I was about to tell you a few times, because I want to thank you. You'll understand why I didn't mention this before. Thank you for all your support and inspiration. I would like to thank especially those of you, who live with a psychiatric condition and got the courage to share your struggles and victories. You have been so much of an inspiration to me, you have helped me so much it's hard to describe. I have a post traumatic stress disorder. I've have had it for a very long time. But till now, only a few friends knew, and a part of my family. Now I have to admit it publicly. I have to use this information as the one chance I have got left, and I hate this. I hate having to present my tragedies and explain the unique situation to all those people in the process. It also means I need to accept how bad I am, how I've just lost so much by a hair. I feel it would be so much easier to have lost a limb instead and kept my mind intact. Easier to accept and easier to carry publicly. Easier to defend my weakness, easier to get support, easier to get diagnosed much earlier. Even if I succeed, if I use my chance and get to the last year, I have no clue whether it won't turn against me then. This is a huge stigma. There will be no way to take the secret back. Perhaps it will be easier, with the practice I am getting even here and now. But I obviously overestimated myself, thinking I could have done it without help of the kind I am asking for now.

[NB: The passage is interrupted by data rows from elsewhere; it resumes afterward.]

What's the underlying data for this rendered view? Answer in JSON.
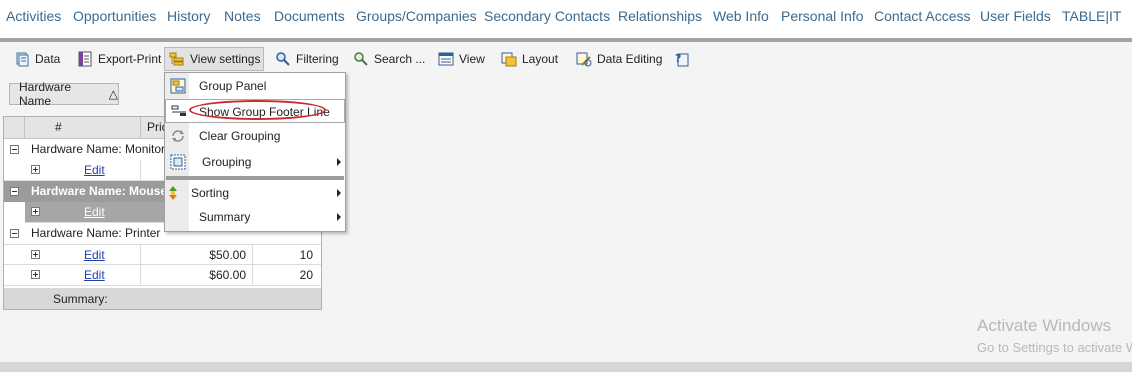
{
  "nav": {
    "items": [
      "Activities",
      "Opportunities",
      "History",
      "Notes",
      "Documents",
      "Groups/Companies",
      "Secondary Contacts",
      "Relationships",
      "Web Info",
      "Personal Info",
      "Contact Access",
      "User Fields",
      "TABLE|IT"
    ]
  },
  "toolbar": {
    "data_label": "Data",
    "export_label": "Export-Print",
    "view_settings_label": "View settings",
    "filtering_label": "Filtering",
    "search_label": "Search ...",
    "view_label": "View",
    "layout_label": "Layout",
    "data_editing_label": "Data Editing"
  },
  "group_panel": {
    "chip_label": "Hardware Name",
    "sort_glyph": "△"
  },
  "grid": {
    "columns": [
      "#",
      "Pric"
    ],
    "groups": [
      {
        "label": "Hardware Name: Monitor",
        "rows": [
          {
            "action": "Edit",
            "price": "",
            "qty": ""
          }
        ]
      },
      {
        "label": "Hardware Name: Mouse",
        "rows": [
          {
            "action": "Edit",
            "price": "",
            "qty": ""
          }
        ]
      },
      {
        "label": "Hardware Name: Printer",
        "rows": [
          {
            "action": "Edit",
            "price": "$50.00",
            "qty": "10"
          },
          {
            "action": "Edit",
            "price": "$60.00",
            "qty": "20"
          }
        ]
      }
    ],
    "summary_label": "Summary:"
  },
  "menu": {
    "group_panel": "Group Panel",
    "show_group_footer": "Show Group Footer Line",
    "clear_grouping": "Clear Grouping",
    "grouping": "Grouping",
    "sorting": "Sorting",
    "summary": "Summary"
  },
  "watermark": {
    "line1": "Activate Windows",
    "line2": "Go to Settings to activate Windows."
  },
  "colors": {
    "nav_link": "#3b6a8f",
    "highlight_oval": "#cc2b2b",
    "selected_group": "#9b9b9b"
  }
}
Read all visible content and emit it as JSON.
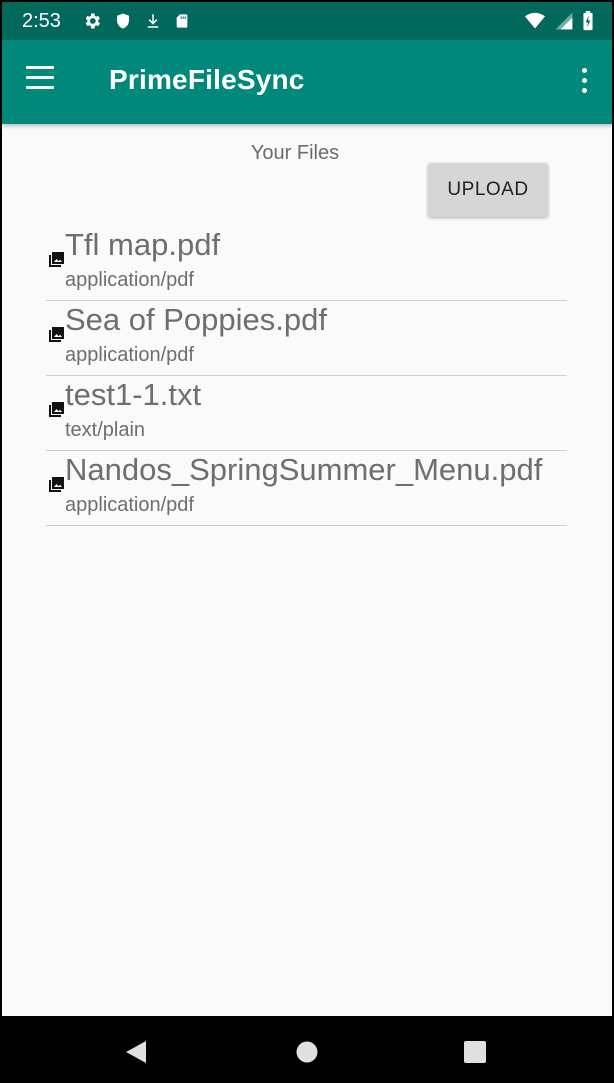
{
  "status_bar": {
    "time": "2:53",
    "left_icons": [
      "gear-icon",
      "shield-icon",
      "download-icon",
      "sd-card-icon"
    ],
    "right_icons": [
      "wifi-icon",
      "signal-icon",
      "battery-icon"
    ]
  },
  "app_bar": {
    "title": "PrimeFileSync",
    "background": "#00897b",
    "status_background": "#00695c"
  },
  "main": {
    "section_title": "Your Files",
    "upload_label": "UPLOAD",
    "files": [
      {
        "name": "Tfl map.pdf",
        "type": "application/pdf",
        "icon": "image-icon"
      },
      {
        "name": "Sea of Poppies.pdf",
        "type": "application/pdf",
        "icon": "image-icon"
      },
      {
        "name": "test1-1.txt",
        "type": "text/plain",
        "icon": "image-icon"
      },
      {
        "name": "Nandos_SpringSummer_Menu.pdf",
        "type": "application/pdf",
        "icon": "image-icon"
      }
    ]
  },
  "nav_bar": {
    "buttons": [
      "back-icon",
      "home-icon",
      "recents-icon"
    ]
  }
}
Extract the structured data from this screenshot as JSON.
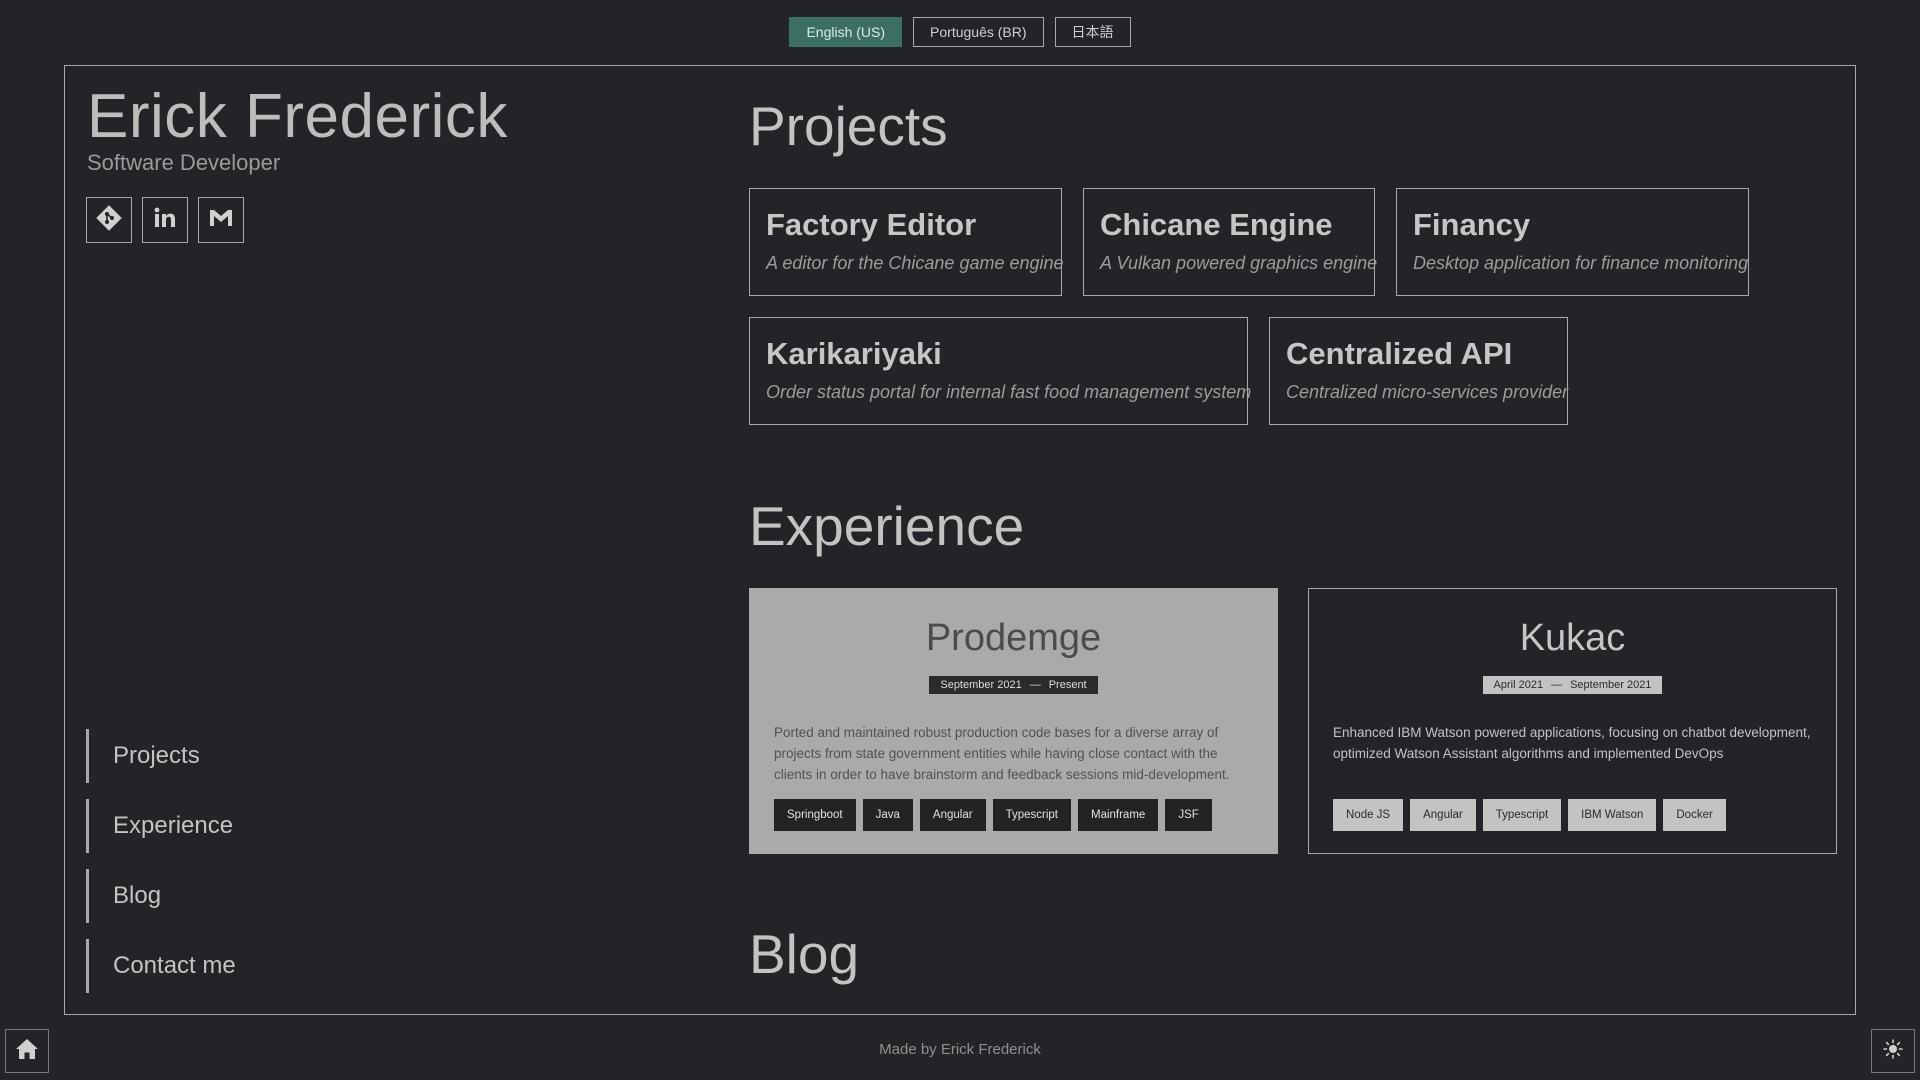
{
  "languages": [
    {
      "label": "English (US)",
      "active": true
    },
    {
      "label": "Português (BR)",
      "active": false
    },
    {
      "label": "日本語",
      "active": false
    }
  ],
  "profile": {
    "name": "Erick Frederick",
    "role": "Software Developer",
    "socials": [
      "git-icon",
      "linkedin-icon",
      "gmail-icon"
    ]
  },
  "nav": {
    "items": [
      "Projects",
      "Experience",
      "Blog",
      "Contact me"
    ]
  },
  "sections": {
    "projects_title": "Projects",
    "experience_title": "Experience",
    "blog_title": "Blog"
  },
  "projects": [
    {
      "title": "Factory Editor",
      "desc": "A editor for the Chicane game engine"
    },
    {
      "title": "Chicane Engine",
      "desc": "A Vulkan powered graphics engine"
    },
    {
      "title": "Financy",
      "desc": "Desktop application for finance monitoring"
    },
    {
      "title": "Karikariyaki",
      "desc": "Order status portal for internal fast food management system"
    },
    {
      "title": "Centralized API",
      "desc": "Centralized micro-services provider"
    }
  ],
  "experience": [
    {
      "company": "Prodemge",
      "start": "September 2021",
      "sep": "—",
      "end": "Present",
      "desc": "Ported and maintained robust production code bases for a diverse array of projects from state government entities while having close contact with the clients in order to have brainstorm and feedback sessions mid-development.",
      "tags": [
        "Springboot",
        "Java",
        "Angular",
        "Typescript",
        "Mainframe",
        "JSF"
      ]
    },
    {
      "company": "Kukac",
      "start": "April 2021",
      "sep": "—",
      "end": "September 2021",
      "desc": "Enhanced IBM Watson powered applications, focusing on chatbot development, optimized Watson Assistant algorithms and implemented DevOps",
      "tags": [
        "Node JS",
        "Angular",
        "Typescript",
        "IBM Watson",
        "Docker"
      ]
    }
  ],
  "footer": {
    "text": "Made by Erick Frederick",
    "home_icon": "home-icon",
    "theme_icon": "sun-icon"
  }
}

If I fail to get my last chance here, there are several options. Having a year off and trying to get to a faculty that would accept my previous results (not that simple, there are various conditions). Or studying something completely different at long distance and working. There are various degrees that should be very easy to get to (hey, one university offers a German degree, where they would accept a B1 Goethe as the entry exam, that would be doable. or there are lots of others), but I would have to accept I simply wasted my youth without getting anything at all for my sacrifice. I would have to accept being the same joke with a primitive degree, like so many people I know. And unlike them, I would be a joke without a CV full of part time jobs from the student years.

I am again hesitating whether to post this, perhaps I'll delete it later. But I have already posted so much about me on this forum that this doesn't matter that much on top of everything.